Toutes les rédactions annoncent que la visite que François Biltgen va rendre à László Andor concerne la loi en question. La Commission est en effet en train d’analyser sa conformité avec les règles européennes en matière de libre circulation. Dans une réponse à une question parlementaire, László Andor émettait quelques doutes au mois de novembre 2010 et le gouvernement luxembourgeois avait adressé le 30 novembre 2010, en réponse à un courrier de la Commission daté du 3 novembre, une longue lettre expliquant la position luxembourgeoise. Depuis, le verdict de la Commission est attendu, et ce y compris à la Chambre des députés qui a été saisie d’une pétition sur la question.

Quant à la lettre de Jean-Claude Juncker à son collègue belge que Dominique Tilmans a porté à la connaissance de la presse, elle est datée du 11 février 2011 et elle est donc antérieure à la rencontre du Premier ministre avec les syndicats de la Grande Région le 17 février dernier. Elle a pour but d'informer le gouvernement belge de la position luxembourgeoise, tout en plaidant pour davantage de sécurité juridique.
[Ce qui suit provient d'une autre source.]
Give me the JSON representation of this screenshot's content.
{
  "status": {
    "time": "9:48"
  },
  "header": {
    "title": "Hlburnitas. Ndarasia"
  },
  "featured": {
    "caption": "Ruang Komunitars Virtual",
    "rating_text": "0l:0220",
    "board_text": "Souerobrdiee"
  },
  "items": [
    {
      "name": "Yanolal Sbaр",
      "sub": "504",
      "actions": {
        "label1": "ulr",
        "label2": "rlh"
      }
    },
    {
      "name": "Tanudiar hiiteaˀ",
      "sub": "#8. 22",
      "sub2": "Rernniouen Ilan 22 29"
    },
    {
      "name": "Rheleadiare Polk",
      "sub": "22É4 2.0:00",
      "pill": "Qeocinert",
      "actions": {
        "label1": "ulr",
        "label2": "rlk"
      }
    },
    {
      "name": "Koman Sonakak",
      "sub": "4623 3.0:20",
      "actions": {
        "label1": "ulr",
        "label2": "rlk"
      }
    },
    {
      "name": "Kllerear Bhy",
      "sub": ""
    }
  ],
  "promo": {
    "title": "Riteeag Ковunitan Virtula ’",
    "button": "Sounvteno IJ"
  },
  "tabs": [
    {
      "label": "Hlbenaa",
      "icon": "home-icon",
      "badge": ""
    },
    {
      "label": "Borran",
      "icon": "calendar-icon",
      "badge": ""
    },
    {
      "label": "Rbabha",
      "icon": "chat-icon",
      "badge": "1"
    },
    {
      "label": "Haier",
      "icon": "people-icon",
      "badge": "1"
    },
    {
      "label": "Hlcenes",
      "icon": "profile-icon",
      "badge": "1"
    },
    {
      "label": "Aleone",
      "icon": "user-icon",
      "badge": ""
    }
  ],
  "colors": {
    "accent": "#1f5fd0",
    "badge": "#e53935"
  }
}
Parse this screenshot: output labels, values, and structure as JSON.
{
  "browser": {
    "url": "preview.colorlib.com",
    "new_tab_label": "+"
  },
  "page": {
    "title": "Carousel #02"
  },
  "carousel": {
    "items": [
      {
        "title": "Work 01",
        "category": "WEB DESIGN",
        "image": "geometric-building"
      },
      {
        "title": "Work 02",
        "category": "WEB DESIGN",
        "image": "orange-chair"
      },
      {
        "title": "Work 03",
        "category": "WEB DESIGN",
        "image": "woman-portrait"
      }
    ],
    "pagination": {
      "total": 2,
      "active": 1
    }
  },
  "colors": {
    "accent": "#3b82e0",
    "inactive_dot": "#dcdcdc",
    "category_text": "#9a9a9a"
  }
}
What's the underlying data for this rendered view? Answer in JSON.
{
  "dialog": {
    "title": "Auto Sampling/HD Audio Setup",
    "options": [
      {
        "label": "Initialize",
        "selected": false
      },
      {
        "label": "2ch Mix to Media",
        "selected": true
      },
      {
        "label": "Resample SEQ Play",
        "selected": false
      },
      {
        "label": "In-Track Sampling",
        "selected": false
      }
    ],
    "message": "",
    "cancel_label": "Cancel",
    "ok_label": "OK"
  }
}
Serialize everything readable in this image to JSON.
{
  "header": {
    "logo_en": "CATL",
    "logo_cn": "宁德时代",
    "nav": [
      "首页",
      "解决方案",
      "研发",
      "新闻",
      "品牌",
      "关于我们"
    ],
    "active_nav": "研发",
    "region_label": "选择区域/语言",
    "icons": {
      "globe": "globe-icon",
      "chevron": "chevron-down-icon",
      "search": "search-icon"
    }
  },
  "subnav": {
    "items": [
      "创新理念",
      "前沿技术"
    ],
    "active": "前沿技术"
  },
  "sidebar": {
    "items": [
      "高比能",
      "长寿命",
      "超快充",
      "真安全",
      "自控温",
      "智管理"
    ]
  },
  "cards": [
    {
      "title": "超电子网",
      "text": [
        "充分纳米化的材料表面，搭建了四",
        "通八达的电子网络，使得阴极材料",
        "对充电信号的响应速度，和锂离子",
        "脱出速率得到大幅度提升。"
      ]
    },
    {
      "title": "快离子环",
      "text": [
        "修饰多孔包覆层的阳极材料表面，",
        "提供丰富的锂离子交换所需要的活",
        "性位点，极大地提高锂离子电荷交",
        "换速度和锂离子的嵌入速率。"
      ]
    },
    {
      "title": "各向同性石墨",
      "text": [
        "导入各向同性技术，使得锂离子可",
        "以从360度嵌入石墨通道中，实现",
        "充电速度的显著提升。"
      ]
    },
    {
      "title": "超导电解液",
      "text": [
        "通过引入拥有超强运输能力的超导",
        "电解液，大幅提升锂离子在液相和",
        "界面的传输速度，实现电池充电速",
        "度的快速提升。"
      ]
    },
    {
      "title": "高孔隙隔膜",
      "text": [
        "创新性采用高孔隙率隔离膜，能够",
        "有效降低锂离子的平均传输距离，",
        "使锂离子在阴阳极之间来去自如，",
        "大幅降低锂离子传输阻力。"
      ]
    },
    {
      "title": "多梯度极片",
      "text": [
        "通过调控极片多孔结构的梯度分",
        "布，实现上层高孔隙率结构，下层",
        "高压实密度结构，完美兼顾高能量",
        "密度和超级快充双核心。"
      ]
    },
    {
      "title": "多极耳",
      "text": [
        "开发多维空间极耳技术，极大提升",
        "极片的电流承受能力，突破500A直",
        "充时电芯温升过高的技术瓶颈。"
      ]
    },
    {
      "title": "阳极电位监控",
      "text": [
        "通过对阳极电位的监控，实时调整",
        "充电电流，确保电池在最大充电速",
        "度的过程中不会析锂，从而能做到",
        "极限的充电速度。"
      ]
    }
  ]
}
"Nous sommes partant d'avis qu'une décision défavorable pour le Luxembourg (…) va avoir  un impact énorme sur les législations de l'ensemble de nos États en ce qui concerne les aides personnelles pour études supérieures", écrit le Premier ministre luxembourgeois. Il met en garde contre "une approche juridique extravagante" qui pourrait "nous obliger à cofinancer la politique d'enseignement supérieur voire la politique de jeunesse d'autres États membres, nous obligeant par là de revenir en arrière sur notre propre politique en faveur de la population dont nous avons prioritairement la charge, à savoir nos jeunes résidents".

"J'ai voulu vous donner ces quelques informations pour vous rendre attentif au fait que tous les États membres ont intérêt à suivre de près ce que la Commission va décider dans ce dossier", poursuit Jean-Claude Juncker qui prévient qu’un "changement de droit affectera tous nos Etats".

Dans un article publié dans le Quotidien daté du 25 février, Jean Rhein voit dans cette lettre, qu'il cite amplement, une preuve que, dans cette affaire, Jean-Claude Juncker "craint la justice européenne comme le diable l'eau bénite".

La sénatrice belge a aussi joint à la lettre de Jean-Claude Juncker l’argumentaire produit en novembre 2010 par François Biltgen. Il y est précisé que "les conditions d’octroi de l’aide financière sont fondées sur des considérations objectives de résidence, indépendantes de la nationalité, et reposent sur la seule exigence que la personne soit établie au Luxembourg, c’est-à-dire qu’elle ait établi un lien réel avec la société du Grand-Duché de Luxembourg".

Référence est faite alors aux conclusions de la Cour de Justice dans les affaires Bidar (C209/03) et Förster (C158/07), deux arrêts qui font état de la nécessité de démontrer "un certain degré d'intégration" d’un étudiant dans la société de l’Etat où il demande une bourse.

Mais l’argument ne satisfait pas Dominique Tilmans. "S’il est évident qu’un `certain degré d’intégration´ entre l’Etat grand-ducal et le bénéficiaire est impératif afin d’éviter que n’importe quel étudiant `puisse bénéficier de l’aide financière de l’Etat pour effectuer des études supérieures dans n’importe quel pays du monde´, il est tout aussi évident que le maintien de la clause de résidence instaure clairement une discrimination envers les frontaliers", déclare-t-elle dans son communiqué.

Elle suggère plutôt "d’envisager la loi grand-ducale du 26 juillet 2010 sous l’angle de la notion de lien réel où le travailleur frontalier est reconnu comme ayant un `certain degré d’intégration´, conformément aux volontés des deux parties : vivre et travailler harmonieusement ensemble".